Discussion
LAAA is an extremely rare cardiac abnormality. Since its first report by Parmley in 1962, there have been no more than 200 cases reported so far. LAAA can be classified into congenital and postnatal according to the etiology, or intrapericardial and extrapericardial according to the presence or absence of pericardial defect. This case is a congenital and intrapericardial LAAA2.
The etiology of LAAA remains unclear, although the anomaly is probably due to congenital dysplasia of the atrial pectinate muscles3. Acquired LAAA is often secondary to conditions that lead to chronically elevated left atrial pressures (such as mitral regurgitation or stenosis), or conditions that result in weakness of the left atrial wall (such as syphilitic or tuberculous myocarditis)4. Intrapericardial LAAA is hypothesized to be due to an inherent atrial wall weakness, while extrapericardial LAAA is associated with a secondary protrusion of the LA due to a congenital defect of the pericardium5.
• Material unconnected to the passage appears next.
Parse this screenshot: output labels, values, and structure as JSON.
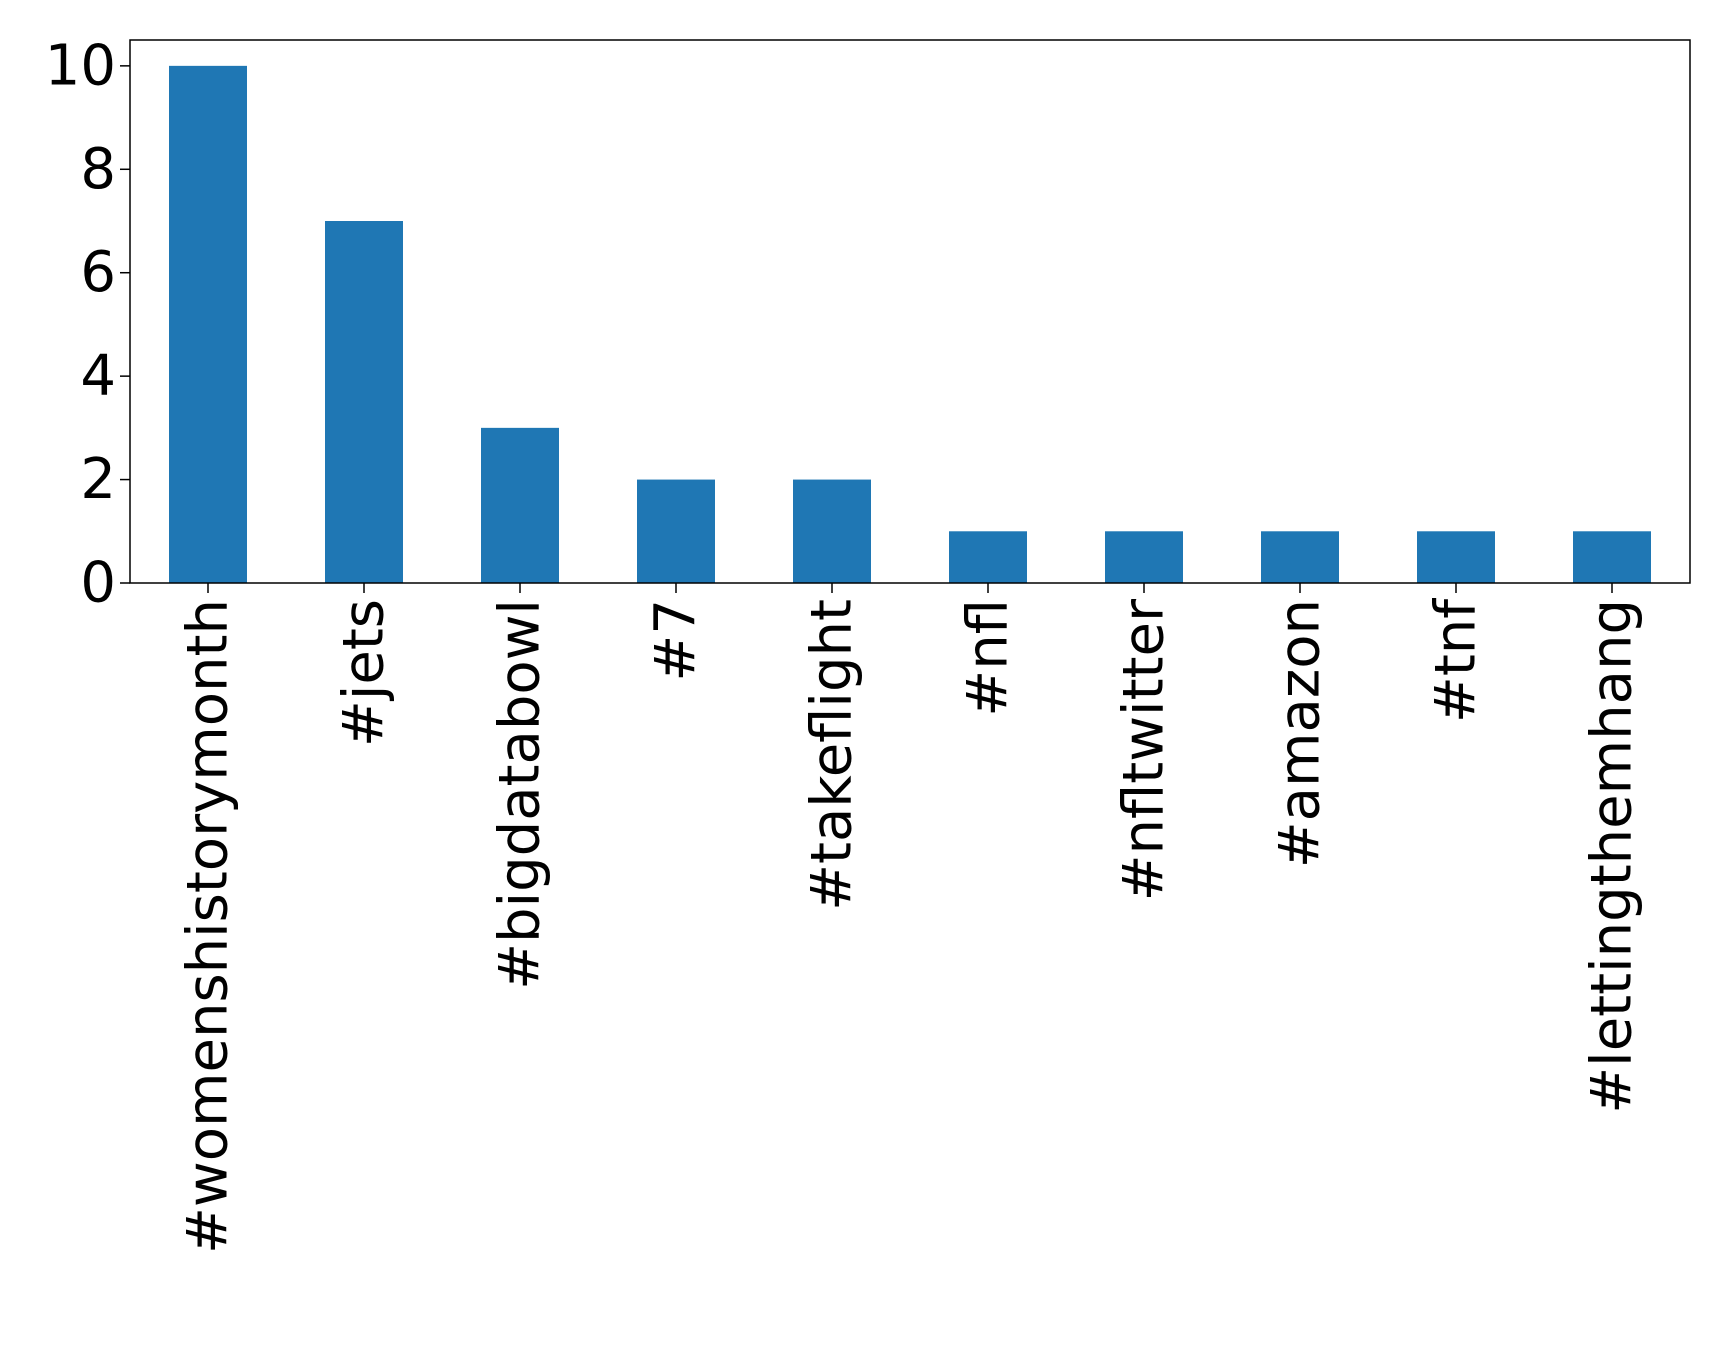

Based on previous case reports, only a small number of patients are incidentally diagnosed and remain asymptomatic. Most patients are diagnosed after symptoms, which mainly include palpitation, dyspnea and chest pain. The life-threatening complication is mural thrombosis caused by slow blood flow and vortex formation in LAAA, which can lead to systemic embolism once shedding off3.
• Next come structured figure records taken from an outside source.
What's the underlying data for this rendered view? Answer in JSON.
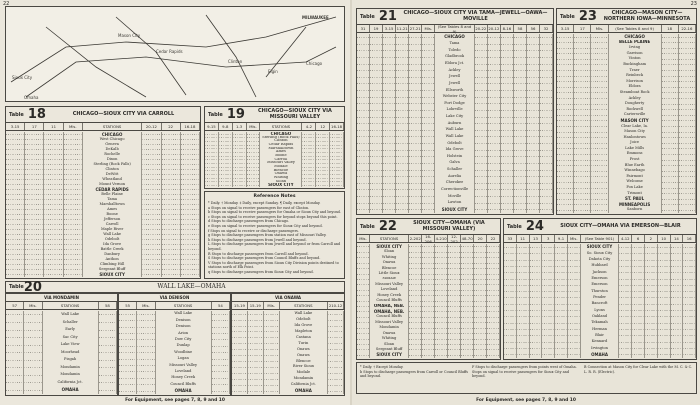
{
  "left_page": {
    "page_number": "22",
    "map": {
      "labels": [
        "MILWAUKEE",
        "Chicago",
        "Sioux City",
        "Omaha",
        "Mason City",
        "Cedar Rapids",
        "Clinton",
        "Elgin"
      ]
    },
    "footer": "For Equipment, see pages 7, 8, 9 and 10",
    "reference_notes": {
      "title": "Reference Notes",
      "items": [
        "* Daily.  † Monday.  ‡ Daily, except Sunday.  ¶ Daily, except Monday.",
        "a  Stops on signal to receive passengers for east of Clinton.",
        "b  Stops on signal to receive passengers for Omaha or Sioux City and beyond.",
        "c  Stops on signal to receive passengers for beyond stops beyond this point.",
        "d  Stops to discharge passengers from Chicago.",
        "e  Stops on signal to receive passengers for Sioux City and beyond.",
        "f  Stops on signal to receive or discharge passengers.",
        "g  Stops to discharge passengers from station east of Missouri Valley.",
        "h  Stops to discharge passengers from Jewell and beyond.",
        "L  Stops to discharge passengers from Jewell and beyond or from Carroll and beyond.",
        "R  Stops to discharge passengers from Carroll and beyond.",
        "S  Stops to discharge passengers from Council Bluffs and beyond.",
        "V  Stops to discharge passengers from Sioux City Division points destined to stations north of Elk Point.",
        "q  Stops to discharge passengers from Sioux City and beyond."
      ]
    },
    "table18": {
      "label": "Table",
      "number": "18",
      "title": "CHICAGO—SIOUX CITY VIA CARROLL",
      "columns": [
        "3-15",
        "17",
        "11",
        "Mls.",
        "STATIONS",
        "20-12",
        "22",
        "16-18"
      ],
      "stations": [
        "CHICAGO",
        "West Chicago",
        "Geneva",
        "DeKalb",
        "Rochelle",
        "Dixon",
        "Sterling (Rock Falls)",
        "Clinton",
        "DeWitt",
        "Wheatland",
        "Mount Vernon",
        "CEDAR RAPIDS",
        "Belle Plaine",
        "Tama",
        "Marshalltown",
        "Ames",
        "Boone",
        "Jefferson",
        "Carroll",
        "Maple River",
        "Wall Lake",
        "Odebolt",
        "Ida Grove",
        "Battle Creek",
        "Danbury",
        "Anthon",
        "Climbing Hill",
        "Sergeant Bluff",
        "SIOUX CITY"
      ]
    },
    "table19": {
      "label": "Table",
      "number": "19",
      "title": "CHICAGO—SIOUX CITY VIA MISSOURI VALLEY",
      "columns": [
        "9-15",
        "9-8",
        "1-3",
        "Mls.",
        "STATIONS",
        "4-2",
        "12",
        "16-18"
      ],
      "stations": [
        "CHICAGO",
        "Sterling (Rock Falls)",
        "Clinton",
        "Cedar Rapids",
        "Marshalltown",
        "Ames",
        "Boone",
        "Carroll",
        "Missouri Valley",
        "Modale",
        "Blencoe",
        "Onawa",
        "Whiting",
        "Sloan",
        "SIOUX CITY"
      ]
    },
    "table20": {
      "label": "Table",
      "number": "20",
      "title": "WALL LAKE—OMAHA",
      "sections": [
        {
          "title": "VIA MONDAMIN",
          "columns": [
            "57",
            "Mls.",
            "STATIONS",
            "58"
          ],
          "stations": [
            "Wall Lake",
            "Schaller",
            "Early",
            "Sac City",
            "Lake View",
            "Moorhead",
            "Pisgah",
            "Mondamin",
            "Mondamin",
            "California Jct.",
            "OMAHA"
          ]
        },
        {
          "title": "VIA DENISON",
          "columns": [
            "55",
            "Mls.",
            "STATIONS",
            "54"
          ],
          "stations": [
            "Wall Lake",
            "Denison",
            "Denison",
            "Arion",
            "Dow City",
            "Dunlap",
            "Woodbine",
            "Logan",
            "Missouri Valley",
            "Loveland",
            "Honey Creek",
            "Council Bluffs",
            "OMAHA"
          ]
        },
        {
          "title": "VIA ONAWA",
          "columns": [
            "15-19",
            "15-19",
            "Mls.",
            "STATIONS",
            "210-12"
          ],
          "stations": [
            "Wall Lake",
            "Odebolt",
            "Ida Grove",
            "Mapleton",
            "Castana",
            "Turin",
            "Onawa",
            "Onawa",
            "Blencoe",
            "River Sioux",
            "Modale",
            "Mondamin",
            "California Jct.",
            "OMAHA"
          ]
        }
      ]
    }
  },
  "right_page": {
    "page_number": "23",
    "footer": "For Equipment, see pages 7, 8, 9 and 10",
    "table21": {
      "label": "Table",
      "number": "21",
      "title": "CHICAGO—SIOUX CITY VIA TAMA—JEWELL—OAWA—MOVILLE",
      "columns": [
        "31",
        "19",
        "3-15",
        "11-21",
        "27-21",
        "Mls.",
        "(See Tables 8 and 9)",
        "20-22",
        "20-12",
        "8-16",
        "58",
        "56",
        "32"
      ],
      "stations": [
        "CHICAGO",
        "Tama",
        "Toledo",
        "Gladbrook",
        "Eldora Jct.",
        "Ackley",
        "Jewell",
        "Jewell",
        "Ellsworth",
        "Webster City",
        "Fort Dodge",
        "Lohrville",
        "Lake City",
        "Auburn",
        "Wall Lake",
        "Wall Lake",
        "Odebolt",
        "Ida Grove",
        "Holstein",
        "Galva",
        "Schaller",
        "Aurelia",
        "Cherokee",
        "Correctionville",
        "Moville",
        "Lawton",
        "SIOUX CITY"
      ]
    },
    "table22": {
      "label": "Table",
      "number": "22",
      "title": "SIOUX CITY—OMAHA (VIA MISSOURI VALLEY)",
      "columns": [
        "Mls.",
        "STATIONS",
        "2-202",
        "16-206",
        "4-210",
        "12-202",
        "48-70",
        "20",
        "22"
      ],
      "stations": [
        "SIOUX CITY",
        "Sloan",
        "Whiting",
        "Onawa",
        "Blencoe",
        "Little Sioux",
        "Modale",
        "Missouri Valley",
        "Loveland",
        "Honey Creek",
        "Council Bluffs",
        "OMAHA, NEB.",
        "OMAHA, NEB.",
        "Council Bluffs",
        "Missouri Valley",
        "Mondamin",
        "Onawa",
        "Whiting",
        "Sloan",
        "Sergeant Bluff",
        "SIOUX CITY"
      ]
    },
    "table23": {
      "label": "Table",
      "number": "23",
      "title": "CHICAGO—MASON CITY—NORTHERN IOWA—MINNESOTA",
      "columns": [
        "3-15",
        "17",
        "Mls.",
        "(See Tables 8 and 9)",
        "18",
        "22-16"
      ],
      "stations": [
        "CHICAGO",
        "BELLE PLAINE",
        "Irving",
        "Garrison",
        "Vinton",
        "Buckingham",
        "Traer",
        "Reinbeck",
        "Morrison",
        "Eldora",
        "Steamboat Rock",
        "Ackley",
        "Dougherty",
        "Rockwell",
        "Cartersville",
        "MASON CITY",
        "Clear Lake, Ia.",
        "Mason City",
        "Hanlontown",
        "Joice",
        "Lake Mills",
        "Emmons",
        "Frost",
        "Blue Earth",
        "Winnebago",
        "Fairmont",
        "Welcome",
        "Fox Lake",
        "Trimont",
        "ST. PAUL",
        "MINNEAPOLIS",
        "Sanborn"
      ]
    },
    "table24": {
      "label": "Table",
      "number": "24",
      "title": "SIOUX CITY—OMAHA VIA EMERSON—BLAIR",
      "columns": [
        "33",
        "11",
        "13",
        "3",
        "9-1",
        "Mls.",
        "(See Table 901)",
        "4-12",
        "6",
        "2",
        "10",
        "14",
        "16"
      ],
      "stations": [
        "SIOUX CITY",
        "So. Sioux City",
        "Dakota City",
        "Hubbard",
        "Jackson",
        "Emerson",
        "Emerson",
        "Thurston",
        "Pender",
        "Bancroft",
        "Lyons",
        "Oakland",
        "Tekamah",
        "Herman",
        "Blair",
        "Kennard",
        "Irvington",
        "OMAHA"
      ]
    },
    "bottom_notes": [
      "* Daily.  † Except Monday.",
      "b Stops to discharge passengers from Carroll or Council Bluffs and beyond.",
      "F Stops to discharge passengers from points west of Omaha.",
      "Stops on signal to receive passengers for Sioux City and beyond.",
      "B Connection at Mason City for Clear Lake with the M. C. & C. L. R. R. (Electric)."
    ]
  }
}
As a noninvasive examination, TTE is the most important screening tool for LAAA, but its value in diagnosis is limited. To clarify the relationship between the LAAA and the surrounding tissue structure, transesophageal echocardiography (TEE), CT and MRI can be performed, and cardiography can also be used to help make a clear diagnosis5.
According to previous study by Aryal, the proposed definition of LAAA was a LAA which has dimensions at the diameter of the orifice, width of the body, and the length of the LAA larger than 27, 48, and 68 mm, respectively6. And the proposed imaging diagnostic criteria are: (1) origin from an otherwise normal LA, (2) clearly-defined communication with the LA, (3) location within the pericardium, and (4) distortion of the free wall of the LV by the aneurysm5.
Once LAAA is diagnosed, surgical resection is always recommended even in asymptomatic patients to prevent fatal complications. In our patient, the large size of this LAAA made us choose resection via median sternotomy and cardiopulmonary bypass. Patients who undergo surgical resection usually have a great prognosis. To our knowledge, there are no reports of aneurysm or symptom recurrence.